A teimosia da vó era tanta, que foram oito acidentes cardiovasculares (AVC), e em cada susto ouvia os médicos dizerem que seria o último, e a velhinha era tão sensitiva, que chegou a dizer a um dos médicos que tanto previa sua morte que ele partiria antes dela, o que de fato aconteceu. Aos 90 anos, conheceu sua bisneta, a tão esperada “filha de Navinha” e poucos meses depois faleceu, em paz.
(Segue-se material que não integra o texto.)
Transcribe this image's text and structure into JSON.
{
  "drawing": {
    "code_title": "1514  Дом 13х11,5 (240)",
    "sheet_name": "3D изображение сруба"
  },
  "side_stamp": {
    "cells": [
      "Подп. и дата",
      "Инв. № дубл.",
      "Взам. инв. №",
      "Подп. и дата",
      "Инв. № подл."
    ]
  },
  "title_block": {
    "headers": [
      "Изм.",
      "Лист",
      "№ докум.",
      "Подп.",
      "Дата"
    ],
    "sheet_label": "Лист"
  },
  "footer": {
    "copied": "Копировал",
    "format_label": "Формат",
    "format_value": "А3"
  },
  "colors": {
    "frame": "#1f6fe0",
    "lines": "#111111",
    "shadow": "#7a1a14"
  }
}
Dona Marinalva nos conta que a perda foi tão dolorida que apenas três anos depois, quando foi necessário retirar os ossos, é que “a ficha caiu”, e finalmente viveu seu luto, transformando a “Vovó Maria Cunga” em seu guia espiritual, a quem recorre nos momentos de desespero, já que não tem afinidades com religião. Da mesma maneira, tem seu pai também como guia, e não se importa que achem piegas. Ela recorda bem como ele pedia para que a família continuasse alegres depois de sua morte e “liberou” todo mundo para curtir o carnaval, caso viesse a morrer próximo à data, e assim aconteceu.
“A minha mãe era católica, apostólica e ‘romântica’, falo assim porque eu acredito que Deus é único qualquer que seja o parâmetro que você frequente”, apesar de, sob influência da mãe, ter sido catequista e frequentado retiros espirituais, acumulou inúmeras decepções com diversas atitudes que observava na igreja, com muito ‘faça o que eu digo, mas não faça o que eu faço’. “Detesto ir em uma igreja, não me sinto bem, não vou, cortei totalmente os laços. Fui crescendo e fui buscar alguma coisa como referência, como apoio em um desespero, um desabafo. Aí fui pra umbanda, aprendi a fazer alguns rituais por lá, mas me decepcionei também. Falei: olha… vou orar, me concentrar com Deus, com o cosmos, o grande arquiteto do universo tá aí, o fogo, a terra, a água, o ar, e vou viver, sabe? Não é ninguém que vai me ensinar isso. Aí eu sou hoje esotérica, da linha de que a gente coaduna com Deus, que a gente tenta ser o melhor que pode”, narra.
Ela reconhece ter dificuldades para assumir suas perdas, a pandemia tem sido um período difícil, já que fica sabendo com frequência de pessoas próximas que foram contaminadas ou acabaram morrendo em decorrência do vírus, mas está otimista com a vacina, que tomou dias depois da nossa conversa.
Dona Marinalva confessa que não vê a hora de que tudo volte ao normal: “O que mais amo na vida é de um samba, de sambar até ficar molhada de suor, uma praia pra tomar sol e uma cerveja, reunindo os amigos pra bater papo e dar risada”. Até lá, encontra outras ocupações, como o curso técnico de teatro online, e diz ser a vovó da turma, mais velha que todos os professores, que dirá dos alunos, diferente de quando estava na universidade e era a mascote. Essa tendência artística ela também alimenta com as telas que pinta e pendura no corredor de casa: “Eu não sei pegar em um compasso, aí quando as telas estão prontas, penso: eu psicografei, não fui eu, não fui eu mesmo”, gargalha.
Ela também frequentava a Universidade Aberta da Terceira Idade, na UNEB, um grupo que integra há 18 anos, faz algumas apresentações, e já participou de congressos fora do estado, como em Manaus, Foz do Iguaçu e Palmas.
Por fim, foi ela quem precisou se despedir para fazer o dever de casa do curso de teatro, porque se dependesse da gente, a conversa não acabava mais. Mas não encerrou a ligação sem antes deixar um recado emocionado e cheio de auto estima: “Quando a gente se aposenta, a gente é chamado de inativo, mas não é bem assim. Eu trabalhei a vida inteira e minha vida foi muito enriquecedora nesse aspecto humano, eu sei que fui importante. Sempre houve preconceito e sempre vai haver, mas não devemos ficar na retaguarda, meu pai dizia que eu nasci ousada, eu nunca me submeti!”.